OpenFabrics / fsdp_setup

Setup scripts for use with the FSDP cluster
GNU Lesser General Public License v2.1
0 stars 1 forks source link

Final issues to declare phase I complete #69

Closed dledford closed 2 years ago

dledford commented 2 years ago

builder-00: need to update interface definitions to match fabric layout so dhcp will work properly. See issue #63. Also need to update the system /etc/opa-fm/opafm.xml file with the one in ~dledford/opafm.xml (needs a test, I'm not positive that the mcast MTU I set on partition 8022 will work, if not, it needs reduced to the maximum allowed value, but I think 10240 is the maximum allowed value on the fabric).

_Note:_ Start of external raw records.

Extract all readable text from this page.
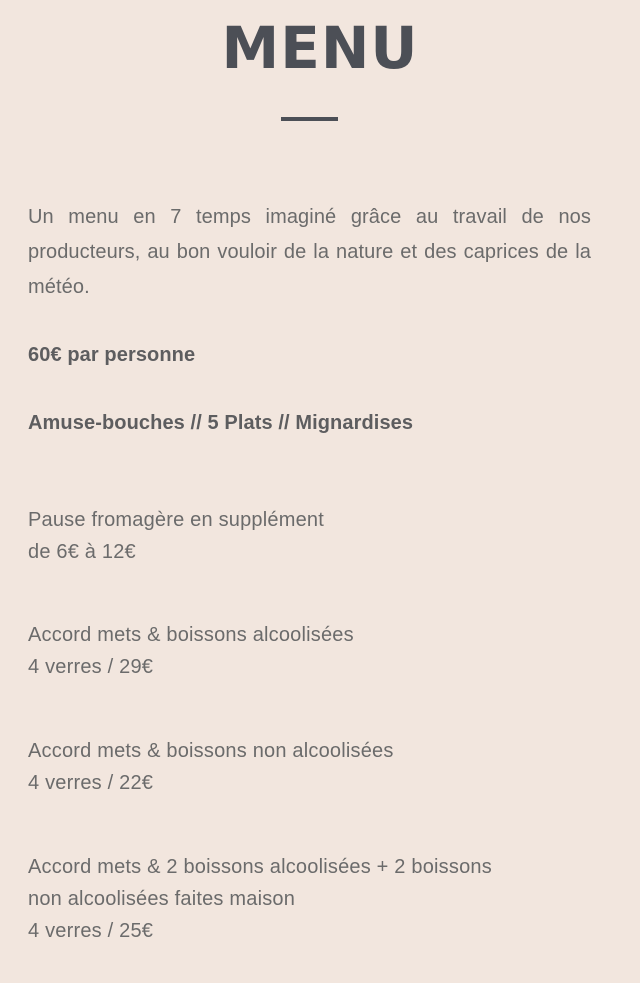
MENU
Un menu en 7 temps imaginé grâce au travail de nos producteurs, au bon vouloir de la nature et des caprices de la météo.
60€ par personne
Amuse-bouches // 5 Plats // Mignardises
Pause fromagère en supplément
de 6€ à 12€
Accord mets & boissons alcoolisées
4 verres / 29€
Accord mets & boissons non alcoolisées
4 verres / 22€
Accord mets & 2 boissons alcoolisées + 2 boissons
non alcoolisées faites maison
4 verres / 25€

node-01 through node-04: opa issues related to the need to update the opafm.xml file on builder-00, and related dhcp issues also due to the same issue

node-01: x722 interface has cable plugged into port2 instead of port1. We can either a) move the cable and update the machine definition be reverting the change that setup port2 as the iw port, or b) update test_nodes.md to reflect the actual port usage configuration.

node-02: Same x722 issue as node-01

node-07: Broadcom card is not coming up. The kernel shows the card as a single port card, while the test_nodes.md document shows that it should be dual port. It may need someone to check the card's settings in the BIOS to make sure it is configured properly.

node-09: Both ports on the Marvell card are down. Port1 should be up and configured as a RoCE port on the switch. Port2 should be up and configured as an iWARP port on the switch.

node-10: Ditto Marvell card problem

All InfiniBand nodes: Not all IB subnets are coming up. The switch probably needs checked to make sure that the subnet manager is setup properly. For node-09 and node-10, which require bifurcated IB support, the second PCI devices are not coming up at all. This needs debugging on the switch too.

lylavoie commented 2 years ago

OPA fabric changes should be all set, these were changes in the interface configs and the FM needed to be updated as well (done now) 8024 was missing from the XML. Still need to check the MTU.

nodes 01 and 02, x722 card, we've swapped the ports, but now in Linux (as currently setup), is see two interfaces, x722_off (f8:f2:1e:bd:4d:be) and x722_iw (f8:f2:1e:bd:4d:bf), where x722_off now has Link-Up.

node-07 Broadcom is being tracked in https://github.com/OpenFabrics/fsdp_docs/issues/81

node-09 / 10 Marvell card, you mean the QLogic Card? The switch is configured for 25G breakout, and cables are all connected. Need to check the server BIOS.

Node 09 / 10 IB port 2 - I'm not sure on this one, what needs to change on the switch config to "enable" the second port on the other PCI.

lylavoie commented 2 years ago

@dledford will contact Mellanox about the bi-PCI card setup. @lylavoie will create a separate issue to track the node-09/10 Qlogic card.